UPI Science News
CHICAGO, Nov. 29 (UPI) -- Doctors said Monday elderly women who develop
breast cancer should be treated aggressively with chemotherapy and
radiation because most of them die of their cancer, not some other
disease of old age.
''Doctors may feel that older women will probably die of something else
before the breast cancer,'' said Dr. Peter Johnstone, head of the
radiation oncology division at the Naval Medical Center, San Diego,
''or doctors may consider older women too frail to treat aggressively.
But that's not always the case.''
In data presented at the annual meeting of the Radiological Society of
North America in Chicago, Johnstone said 58 percent of the women over
age 75 eventually died of breast cancer -- even though 80 percent of
them had other potentially life-threatening medical conditions such as
high blood pressure, heart disease and diabetes.

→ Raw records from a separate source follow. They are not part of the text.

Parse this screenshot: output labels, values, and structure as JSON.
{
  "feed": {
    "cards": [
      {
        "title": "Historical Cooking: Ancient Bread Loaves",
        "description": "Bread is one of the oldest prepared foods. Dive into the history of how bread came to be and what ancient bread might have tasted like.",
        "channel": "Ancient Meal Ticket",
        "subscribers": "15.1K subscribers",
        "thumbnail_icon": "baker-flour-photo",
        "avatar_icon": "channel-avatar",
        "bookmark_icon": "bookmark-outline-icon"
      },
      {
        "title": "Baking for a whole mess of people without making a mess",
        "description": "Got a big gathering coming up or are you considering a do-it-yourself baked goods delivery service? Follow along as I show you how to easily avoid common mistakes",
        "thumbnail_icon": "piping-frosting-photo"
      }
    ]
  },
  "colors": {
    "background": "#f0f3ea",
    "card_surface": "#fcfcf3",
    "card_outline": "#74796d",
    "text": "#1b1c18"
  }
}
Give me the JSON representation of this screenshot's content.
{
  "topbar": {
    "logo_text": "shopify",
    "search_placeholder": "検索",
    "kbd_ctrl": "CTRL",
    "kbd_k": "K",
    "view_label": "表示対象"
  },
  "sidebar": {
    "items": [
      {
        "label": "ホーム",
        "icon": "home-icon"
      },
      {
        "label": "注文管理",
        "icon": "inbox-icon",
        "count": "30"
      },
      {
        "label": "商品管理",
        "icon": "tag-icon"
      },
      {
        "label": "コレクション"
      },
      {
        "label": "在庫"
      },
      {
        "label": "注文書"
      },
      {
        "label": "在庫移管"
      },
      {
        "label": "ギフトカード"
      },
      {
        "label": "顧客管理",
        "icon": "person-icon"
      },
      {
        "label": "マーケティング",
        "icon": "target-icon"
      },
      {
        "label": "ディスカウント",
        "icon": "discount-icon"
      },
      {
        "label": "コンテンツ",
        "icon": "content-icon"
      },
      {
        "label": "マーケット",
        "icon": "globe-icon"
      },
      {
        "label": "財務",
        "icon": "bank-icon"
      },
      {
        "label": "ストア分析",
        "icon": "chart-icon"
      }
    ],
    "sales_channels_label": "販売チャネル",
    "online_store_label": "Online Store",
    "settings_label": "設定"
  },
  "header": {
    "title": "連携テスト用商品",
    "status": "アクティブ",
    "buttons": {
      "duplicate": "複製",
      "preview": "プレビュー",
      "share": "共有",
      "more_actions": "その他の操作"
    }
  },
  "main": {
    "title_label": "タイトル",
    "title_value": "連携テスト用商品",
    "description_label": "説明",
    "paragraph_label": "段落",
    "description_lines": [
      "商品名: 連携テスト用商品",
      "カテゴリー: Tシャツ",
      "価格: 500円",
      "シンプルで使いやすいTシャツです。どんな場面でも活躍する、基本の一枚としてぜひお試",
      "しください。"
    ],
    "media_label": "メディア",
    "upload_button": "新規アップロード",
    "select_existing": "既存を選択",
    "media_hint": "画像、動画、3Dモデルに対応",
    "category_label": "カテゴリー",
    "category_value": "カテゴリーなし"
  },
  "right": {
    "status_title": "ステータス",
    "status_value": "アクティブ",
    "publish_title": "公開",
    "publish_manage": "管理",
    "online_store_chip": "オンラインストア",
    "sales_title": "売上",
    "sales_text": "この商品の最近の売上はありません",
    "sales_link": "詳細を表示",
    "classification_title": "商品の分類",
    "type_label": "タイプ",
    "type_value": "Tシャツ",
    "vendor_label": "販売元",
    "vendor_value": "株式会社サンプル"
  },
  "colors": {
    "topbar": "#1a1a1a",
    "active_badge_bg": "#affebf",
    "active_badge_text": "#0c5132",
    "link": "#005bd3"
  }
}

''It looks like we could be more aggressive in treating these women,''
Johnstone said. ''People are living longer and better, and age and
coexisting medical problems seem less important than we previously
considered.''
The data correlate with a recent Institute of Medicine report that
elderly women are less likely to receive radiation and chemotherapy
therapy for breast cancer.
When researchers at the Naval Medical Center and the Tripler Army
Medical Center in Honolulu looked at their records of 68 women over age
75 with breast cancer, Johnstone said he was surprised to find that the
patients were not getting what might be considered standard of care
treatment.
During the 10-year period investigated 30 women received lumpectomies,
but only 64 percent of them also received radiation. In the United
States, 80 percent of women who have the breast conserving surgery also
receive radiation.
Thirty-four women underwent mastectomy, but only 17 percent of these
women who had cancer that spread to lymph nodes were given
chemotherapy. Younger women with similar conditions receive
chemotherapy 60 percent of the time.
The only treatment given to six women in the study was a biopsy of the
tumor.
''Few of these women refused treatment,'' Johnstone said. ''Nonstandard
therapy in these cases may reflect widely held assumptions that
aggressive therapy is riskier in older patients, or that older patients
may die of their other medical problems before the cancer progresses.''
He noted that the life expectancy of a women 75 years of age is 11
years and that the American Cancer Society predicts that 10,000 women
over age 80 will die of breast cancer this year.